30.11.19

Este país ainda é para os velhos partidos



«Não foi preciso muito tempo para que se confirmasse que a entrada de novos partidos no Parlamento marcaria a política portuguesa. Menos de dois meses depois das eleições, a agenda tem estado marcada sistematicamente por aquilo que envolve o Iniciativa Liberal, o Chega! e o Livre. O anunciado efeito de novidade confirmou-se, mas com uma extensão não prevista.

Há um lado positivo na eleição de novos partidos: reforça-se a diversidade e a pluralidade na Assembleia da República, uma instituição com défices de representatividade da sociedade. Mas o que dificilmente se antecipava é que em dois meses não se falaria praticamente de outra coisa além do que os pequenos partidos fazem e dizem ou a forma como se apresentam. Que isto aconteça enquanto PSD e CDS têm eleições internas e o Governo está a desenhar o Orçamento do Estado é motivo de reflexão.

O primeiro sinal preocupante resulta da natureza dos temas trazidos para debate e da forma como condicionam o espaço público. Em dois meses, já se discutiram paralelismos entre nazismo e comunismo, a tensão celebratória entre 25 de Abril e 25 de Novembro, e temos andado a ser entretidos com uma telenovela desencadeada por um voto do Parlamento português sobre a Faixa de Gaza. Em comum, estes temas partilham o facto de radicarem num debate essencialmente simbólico, assente em mecanismos regimentais inconsequentes. Enquanto se discutem votos e declarações e se forçam clivagens artificiais não se apresentam iniciativas legislativas e propostas que produzam efeito material.

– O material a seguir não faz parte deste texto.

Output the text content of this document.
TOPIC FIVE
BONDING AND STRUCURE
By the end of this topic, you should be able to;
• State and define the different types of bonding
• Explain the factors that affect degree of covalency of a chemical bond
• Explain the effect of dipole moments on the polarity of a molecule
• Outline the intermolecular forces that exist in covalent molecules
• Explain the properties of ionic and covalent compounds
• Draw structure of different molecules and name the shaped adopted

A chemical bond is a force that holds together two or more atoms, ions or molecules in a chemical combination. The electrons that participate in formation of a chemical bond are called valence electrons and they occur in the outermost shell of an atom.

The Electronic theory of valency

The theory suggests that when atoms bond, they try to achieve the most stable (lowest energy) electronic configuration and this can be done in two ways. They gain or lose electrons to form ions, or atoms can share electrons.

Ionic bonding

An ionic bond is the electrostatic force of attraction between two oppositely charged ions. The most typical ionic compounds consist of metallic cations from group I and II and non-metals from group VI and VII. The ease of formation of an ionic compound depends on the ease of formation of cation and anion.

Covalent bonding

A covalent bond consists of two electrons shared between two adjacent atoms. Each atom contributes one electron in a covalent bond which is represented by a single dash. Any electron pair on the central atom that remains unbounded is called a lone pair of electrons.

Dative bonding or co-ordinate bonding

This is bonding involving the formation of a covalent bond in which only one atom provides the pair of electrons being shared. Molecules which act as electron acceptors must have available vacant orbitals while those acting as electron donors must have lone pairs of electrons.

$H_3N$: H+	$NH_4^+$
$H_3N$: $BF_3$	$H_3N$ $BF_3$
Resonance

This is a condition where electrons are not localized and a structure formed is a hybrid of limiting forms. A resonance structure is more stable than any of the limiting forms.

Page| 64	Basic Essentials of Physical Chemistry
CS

Ao mesmo tempo, assistimos a uma polarização do debate público, encaminhando Portugal para territórios onde a capacidade de compromisso será sempre menor.

Tem ficado demonstrado que os pequenos partidos se alimentam mesmo uns dos outros e dependem de posições antagónicas, apetecíveis para o espaço mediático, particularmente predisposto a fazer medrar este tipo de debates.

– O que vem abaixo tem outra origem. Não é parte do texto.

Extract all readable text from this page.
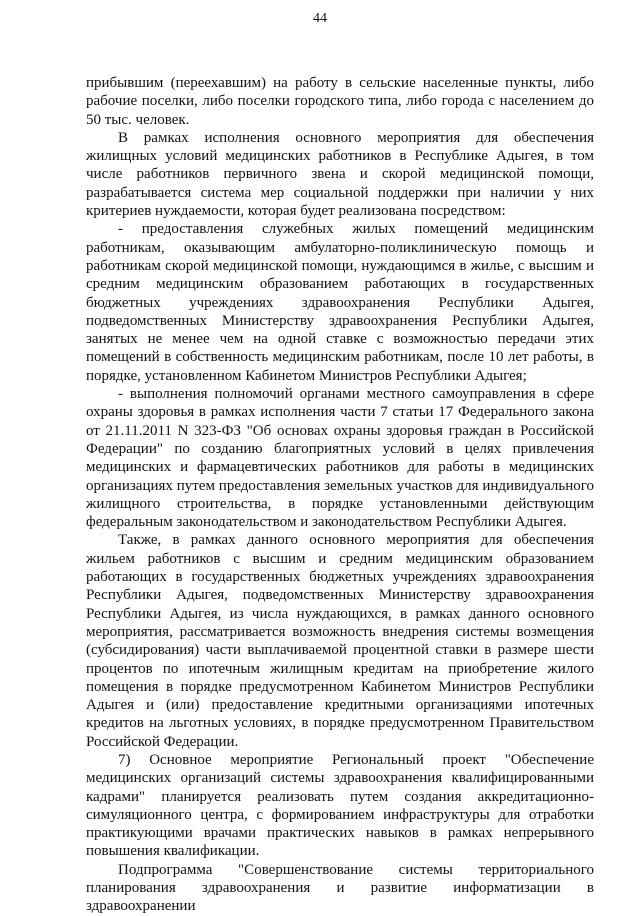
44

прибывшим (переехавшим) на работу в сельские населенные пункты, либо рабочие поселки, либо поселки городского типа, либо города с населением до 50 тыс. человек.

В рамках исполнения основного мероприятия для обеспечения жилищных условий медицинских работников в Республике Адыгея, в том числе работников первичного звена и скорой медицинской помощи, разрабатывается система мер социальной поддержки при наличии у них критериев нуждаемости, которая будет реализована посредством:

- предоставления служебных жилых помещений медицинским работникам, оказывающим амбулаторно-поликлиническую помощь и работникам скорой медицинской помощи, нуждающимся в жилье, с высшим и средним медицинским образованием работающих в государственных бюджетных учреждениях здравоохранения Республики Адыгея, подведомственных Министерству здравоохранения Республики Адыгея, занятых не менее чем на одной ставке с возможностью передачи этих помещений в собственность медицинским работникам, после 10 лет работы, в порядке, установленном Кабинетом Министров Республики Адыгея;

- выполнения полномочий органами местного самоуправления в сфере охраны здоровья в рамках исполнения части 7 статьи 17 Федерального закона от 21.11.2011 N 323-ФЗ "Об основах охраны здоровья граждан в Российской Федерации" по созданию благоприятных условий в целях привлечения медицинских и фармацевтических работников для работы в медицинских организациях путем предоставления земельных участков для индивидуального жилищного строительства, в порядке установленными действующим федеральным законодательством и законодательством Республики Адыгея.

Также, в рамках данного основного мероприятия для обеспечения жильем работников с высшим и средним медицинским образованием работающих в государственных бюджетных учреждениях здравоохранения Республики Адыгея, подведомственных Министерству здравоохранения Республики Адыгея, из числа нуждающихся, в рамках данного основного мероприятия, рассматривается возможность внедрения системы возмещения (субсидирования) части выплачиваемой процентной ставки в размере шести процентов по ипотечным жилищным кредитам на приобретение жилого помещения в порядке предусмотренном Кабинетом Министров Республики Адыгея и (или) предоставление кредитными организациями ипотечных кредитов на льготных условиях, в порядке предусмотренном Правительством Российской Федерации.

7) Основное мероприятие Региональный проект "Обеспечение медицинских организаций системы здравоохранения квалифицированными кадрами" планируется реализовать путем создания аккредитационно-симуляционного центра, с формированием инфраструктуры для отработки практикующими врачами практических навыков в рамках непрерывного повышения квалификации.

Подпрограмма "Совершенствование системы территориального планирования здравоохранения и развитие информатизации в здравоохранении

A questão orgânica, que no Livre atingiu um fulgor caricato, não é independente deste processo. Sintomaticamente, desde as eleições, todos enfrentaram crises — de mudanças de liderança a acusações sobre ilegalidades na recolha de assinaturas, passando por ruturas. Sem estruturas internas, o protagonismo destas novas formações assenta exclusivamente na frente parlamentar e no deputado eleito. São, por isso, de facto, partidos unipessoais — uma contradição em termos.

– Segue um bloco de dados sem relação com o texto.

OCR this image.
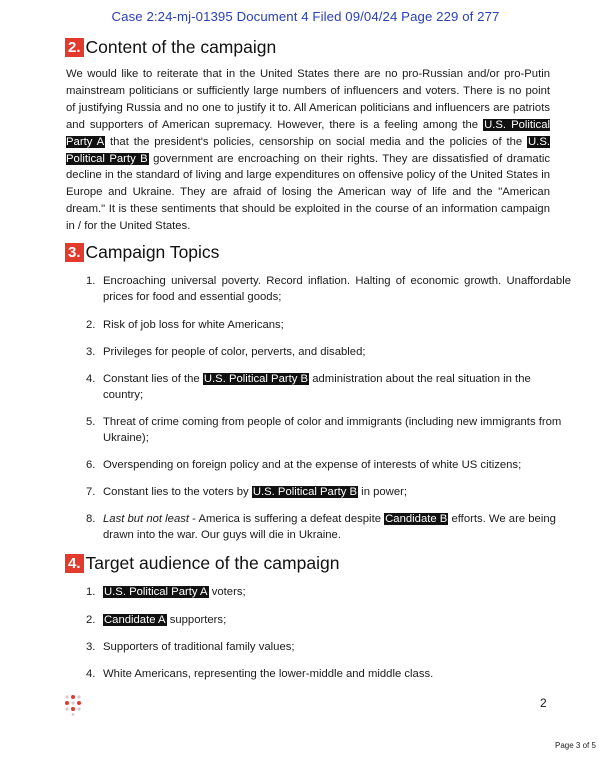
Case 2:24-mj-01395 Document 4 Filed 09/04/24 Page 229 of 277
2. Content of the campaign

We would like to reiterate that in the United States there are no pro-Russian and/or pro-Putin mainstream politicians or sufficiently large numbers of influencers and voters. There is no point of justifying Russia and no one to justify it to. All American politicians and influencers are patriots and supporters of American supremacy. However, there is a feeling among the U.S. Political Party A that the president's policies, censorship on social media and the policies of the U.S. Political Party B government are encroaching on their rights. They are dissatisfied of dramatic decline in the standard of living and large expenditures on offensive policy of the United States in Europe and Ukraine. They are afraid of losing the American way of life and the "American dream." It is these sentiments that should be exploited in the course of an information campaign in / for the United States.

3. Campaign Topics
1. Encroaching universal poverty. Record inflation. Halting of economic growth. Unaffordable prices for food and essential goods;
2. Risk of job loss for white Americans;
3. Privileges for people of color, perverts, and disabled;
4. Constant lies of the U.S. Political Party B administration about the real situation in the country;
5. Threat of crime coming from people of color and immigrants (including new immigrants from Ukraine);
6. Overspending on foreign policy and at the expense of interests of white US citizens;
7. Constant lies to the voters by U.S. Political Party B in power;
8. Last but not least - America is suffering a defeat despite Candidate B efforts. We are being drawn into the war. Our guys will die in Ukraine.
4. Target audience of the campaign
1. U.S. Political Party A voters;
2. Candidate A supporters;
3. Supporters of traditional family values;
4. White Americans, representing the lower-middle and middle class.
2
Page 3 of 5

É pouco popular recordá-lo, mas as últimas semanas talvez o tenham tornado mais claro. Sem partidos que estabilizem as suas posições programáticas e que confiram um sentido coletivo à atividade quotidiana dos protagonistas do momento, o cenário é de incerteza e instabilidade, abrindo caminho a sucessivas crises internas. Um cenário com apelo mediático e que até poderá mobilizar, de forma fragmentada, grupos de eleitores. Já o efeito agregado será de degradação do debate político e diminuição das condições de governabilidade.»